When someone has a cardiac arrest, every second counts. There are around 3,500 out-of-hospital cardiac arrests in Scotland every year but only one in 12 survive. In countries where CPR is more widely taught, survival rates as high as one in four have been reported.
Our poor survival rate is partly down to the fact that too few bystanders have the expertise or confidence to perform CPR and it’s why we launched our Nation of Lifesavers Campaign in 2018.
Before then, there was no systematic approach taken to provide this training by any local authority. However, all that changed in April this year when BHF Scotland announced that every council had committed to training pupils before they leave secondary school.

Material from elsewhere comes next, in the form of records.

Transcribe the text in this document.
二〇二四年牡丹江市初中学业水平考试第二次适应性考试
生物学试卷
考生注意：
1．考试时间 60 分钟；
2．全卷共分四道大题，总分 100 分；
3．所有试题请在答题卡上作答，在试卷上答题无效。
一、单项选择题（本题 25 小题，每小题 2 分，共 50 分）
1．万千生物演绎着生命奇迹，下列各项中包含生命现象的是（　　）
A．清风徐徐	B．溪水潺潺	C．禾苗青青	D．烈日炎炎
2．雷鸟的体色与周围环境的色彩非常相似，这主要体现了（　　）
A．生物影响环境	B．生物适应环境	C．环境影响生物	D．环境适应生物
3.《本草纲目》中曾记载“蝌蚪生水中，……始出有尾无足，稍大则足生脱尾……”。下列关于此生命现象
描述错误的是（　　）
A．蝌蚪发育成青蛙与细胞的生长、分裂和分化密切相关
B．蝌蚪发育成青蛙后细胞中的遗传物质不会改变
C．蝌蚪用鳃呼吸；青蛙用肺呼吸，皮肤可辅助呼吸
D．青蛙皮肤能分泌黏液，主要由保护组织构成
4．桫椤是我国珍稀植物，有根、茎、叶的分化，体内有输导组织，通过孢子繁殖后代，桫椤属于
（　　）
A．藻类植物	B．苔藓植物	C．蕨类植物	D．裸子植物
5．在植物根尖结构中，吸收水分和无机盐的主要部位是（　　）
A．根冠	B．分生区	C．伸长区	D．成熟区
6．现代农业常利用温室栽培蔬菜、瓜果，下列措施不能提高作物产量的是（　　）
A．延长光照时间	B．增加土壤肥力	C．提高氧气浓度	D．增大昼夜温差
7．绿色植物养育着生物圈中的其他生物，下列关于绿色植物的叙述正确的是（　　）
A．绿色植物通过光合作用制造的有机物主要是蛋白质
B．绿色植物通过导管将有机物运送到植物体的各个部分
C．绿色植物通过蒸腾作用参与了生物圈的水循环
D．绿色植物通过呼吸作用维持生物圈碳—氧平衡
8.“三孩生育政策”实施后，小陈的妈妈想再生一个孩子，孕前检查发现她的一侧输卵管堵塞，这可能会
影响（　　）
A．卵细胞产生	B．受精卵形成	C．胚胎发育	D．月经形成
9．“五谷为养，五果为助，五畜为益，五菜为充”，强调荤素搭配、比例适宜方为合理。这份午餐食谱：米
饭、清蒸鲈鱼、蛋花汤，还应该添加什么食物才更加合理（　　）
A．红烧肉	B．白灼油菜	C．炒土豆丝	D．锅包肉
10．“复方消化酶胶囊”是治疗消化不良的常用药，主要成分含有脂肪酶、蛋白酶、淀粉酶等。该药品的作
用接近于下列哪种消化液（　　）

Taking a grassroots, localised approach means the delivery and model is suited to the local environment.
Since April this year we’ve seen Dundee City Council launch its Hearts and Minds strategy aimed at delivering CPR and mental health training in schools.
Other schools have implemented sessions where pupils receive training in a focused week of learning.
BHF Scotland has also provided free Call Push Rescue CPR training kits to every school, meaning up to 50,000 pupils will be trained annually.
CPR will become a core part of academic life, with all young people – irrespective of background or ethnicity – learning these vital skills, turning Scotland into a nation of lifesavers.